Fue entonces cuando el silencio se rompió. Los cinco hermanos comenzaron a reunirse con más frecuencia, aunque el clima era tenso. El problema era grande y delicado: todos los activos, incluidos los viñedos, las marcas, los derechos de exportación y las inversiones en fondos del exterior, estaban a nombre personal de Don Ernesto. No había estructura, ni protocolo, ni testamento claro. Solo voluntades implícitas y promesas informales.
Fue Matías, el hijo que había seguido los pasos de su padre en la bodega, quien sintió el peso de la urgencia. “No puedo ver cómo todo esto se diluye en discusiones, abogados y decisiones tardías”, le dijo a su hermana Verónica una noche, tras una larga jornada entre barricas y papeles inconclusos.
Movido por la responsabilidad, y por la angustia, Matías se reunió con un asesor de Investa Trust en Buenos Aires.

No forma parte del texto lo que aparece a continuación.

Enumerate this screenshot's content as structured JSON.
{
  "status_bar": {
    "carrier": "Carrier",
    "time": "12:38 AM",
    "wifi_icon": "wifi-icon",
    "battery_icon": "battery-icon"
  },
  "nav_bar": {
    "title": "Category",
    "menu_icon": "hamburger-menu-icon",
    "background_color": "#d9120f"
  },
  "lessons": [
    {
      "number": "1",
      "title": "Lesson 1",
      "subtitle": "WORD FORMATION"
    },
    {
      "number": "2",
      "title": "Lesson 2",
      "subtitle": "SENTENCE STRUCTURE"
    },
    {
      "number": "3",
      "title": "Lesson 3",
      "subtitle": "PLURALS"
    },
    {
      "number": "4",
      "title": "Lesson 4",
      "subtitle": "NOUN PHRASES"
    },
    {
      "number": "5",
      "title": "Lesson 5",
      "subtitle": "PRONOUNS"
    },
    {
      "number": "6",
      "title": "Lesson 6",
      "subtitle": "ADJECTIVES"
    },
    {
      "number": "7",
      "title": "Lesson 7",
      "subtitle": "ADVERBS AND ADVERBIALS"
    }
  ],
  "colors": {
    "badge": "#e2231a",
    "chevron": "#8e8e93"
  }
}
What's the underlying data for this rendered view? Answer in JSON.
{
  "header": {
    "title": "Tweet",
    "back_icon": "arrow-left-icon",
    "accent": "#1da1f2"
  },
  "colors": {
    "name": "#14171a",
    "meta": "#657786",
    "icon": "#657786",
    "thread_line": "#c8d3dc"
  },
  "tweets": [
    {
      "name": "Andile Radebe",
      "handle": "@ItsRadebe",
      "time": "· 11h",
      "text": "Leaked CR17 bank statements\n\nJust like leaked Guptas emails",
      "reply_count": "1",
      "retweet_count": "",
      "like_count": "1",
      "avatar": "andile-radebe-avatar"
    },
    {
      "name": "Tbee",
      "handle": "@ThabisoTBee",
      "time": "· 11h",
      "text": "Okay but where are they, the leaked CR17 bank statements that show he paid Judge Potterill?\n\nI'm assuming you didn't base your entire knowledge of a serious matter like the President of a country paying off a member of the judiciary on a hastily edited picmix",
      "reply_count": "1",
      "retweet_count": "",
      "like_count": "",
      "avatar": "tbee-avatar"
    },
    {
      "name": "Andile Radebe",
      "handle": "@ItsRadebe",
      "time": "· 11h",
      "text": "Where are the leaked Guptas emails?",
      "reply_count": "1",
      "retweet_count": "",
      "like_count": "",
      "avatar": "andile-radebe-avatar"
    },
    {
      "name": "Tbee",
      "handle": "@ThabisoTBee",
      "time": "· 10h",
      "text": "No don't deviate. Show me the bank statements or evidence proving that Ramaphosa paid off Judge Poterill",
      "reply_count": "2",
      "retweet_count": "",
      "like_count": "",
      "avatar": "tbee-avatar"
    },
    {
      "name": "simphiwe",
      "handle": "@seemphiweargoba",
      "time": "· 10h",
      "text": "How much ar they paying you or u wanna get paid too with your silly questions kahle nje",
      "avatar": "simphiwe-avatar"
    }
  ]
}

La conversación fue, ante todo, humana. No hablaban de activos o cláusulas legales al principio, sino de historia, identidad y legado. Matías explicó la complejidad familiar, la falta de organización y el temor real de que el esfuerzo de toda una vida se volviera fuente de conflicto.
Fue así como el equipo de Investa propuso algo necesario: viajar a Mendoza y hablar con Don Ernesto en persona. No con planillas, ni con tecnicismos, sino con empatía. Escucharlo. Entender qué le preocupaba. Qué quería dejar más allá del vino, de las tierras o del capital.

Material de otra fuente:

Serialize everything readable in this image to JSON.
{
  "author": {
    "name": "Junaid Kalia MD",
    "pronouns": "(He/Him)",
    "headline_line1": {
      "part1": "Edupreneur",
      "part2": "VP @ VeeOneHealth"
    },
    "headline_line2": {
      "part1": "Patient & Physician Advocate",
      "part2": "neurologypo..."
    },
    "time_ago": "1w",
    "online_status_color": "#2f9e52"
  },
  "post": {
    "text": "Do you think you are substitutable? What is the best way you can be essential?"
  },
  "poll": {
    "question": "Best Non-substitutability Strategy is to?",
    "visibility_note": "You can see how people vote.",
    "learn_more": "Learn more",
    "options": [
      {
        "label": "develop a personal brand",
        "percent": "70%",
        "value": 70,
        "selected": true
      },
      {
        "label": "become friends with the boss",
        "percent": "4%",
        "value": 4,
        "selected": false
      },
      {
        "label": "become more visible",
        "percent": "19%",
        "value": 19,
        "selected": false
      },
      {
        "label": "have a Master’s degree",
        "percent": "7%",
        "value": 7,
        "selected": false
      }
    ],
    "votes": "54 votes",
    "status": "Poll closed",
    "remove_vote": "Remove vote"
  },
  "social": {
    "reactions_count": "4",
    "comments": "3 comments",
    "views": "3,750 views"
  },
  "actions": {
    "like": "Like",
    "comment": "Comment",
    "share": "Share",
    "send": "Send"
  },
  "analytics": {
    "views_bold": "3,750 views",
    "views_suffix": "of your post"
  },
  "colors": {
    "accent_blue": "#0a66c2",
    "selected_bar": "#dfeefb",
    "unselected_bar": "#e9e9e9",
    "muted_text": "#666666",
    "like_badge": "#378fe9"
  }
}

El encuentro fue íntimo. Don Ernesto, recostado en su sillón frente a los viñedos que lo vieron crecer, al principio se mostró reacio. “¿Para qué organizar si todavía estoy acá?”, dijo con voz débil pero determinada. Pero a medida que la conversación avanzaba, algo cambió. Comprendió que organizar no era ceder el control, sino protegerlo. Que planificar no era apurarse a partir, sino asegurarse de que lo que tanto le costó construir tuviera continuidad, armonía y propósito.
Con tiempo, paciencia y el acompañamiento del equipo de Investa, la familia logró avanzar. No se trató solo de redactar un testamento o firmar un contrato: se diseñó una estructura patrimonial completa, anclada en un fideicomiso, pero acompañada de un marco claro de gobernanza familiar. El fideicomiso permitió proteger los activos clave ,la bodega, las tierras, las marcas y las inversiones, mientras que el esquema de gobernanza estableció reglas para la toma de decisiones, mecanismos para la incorporación futura de los nietos, y un comité familiar que velaría por el cumplimiento de los valores y el propósito del legado.
Hoy, la familia no solo mantiene viva la bodega, sino que ha comenzado a escribir una nueva etapa: una basada en acuerdos, visión compartida y cuidado mutuo.
A veces, organizar el patrimonio no es solo proteger activos.” Es proteger a quienes más queremos.”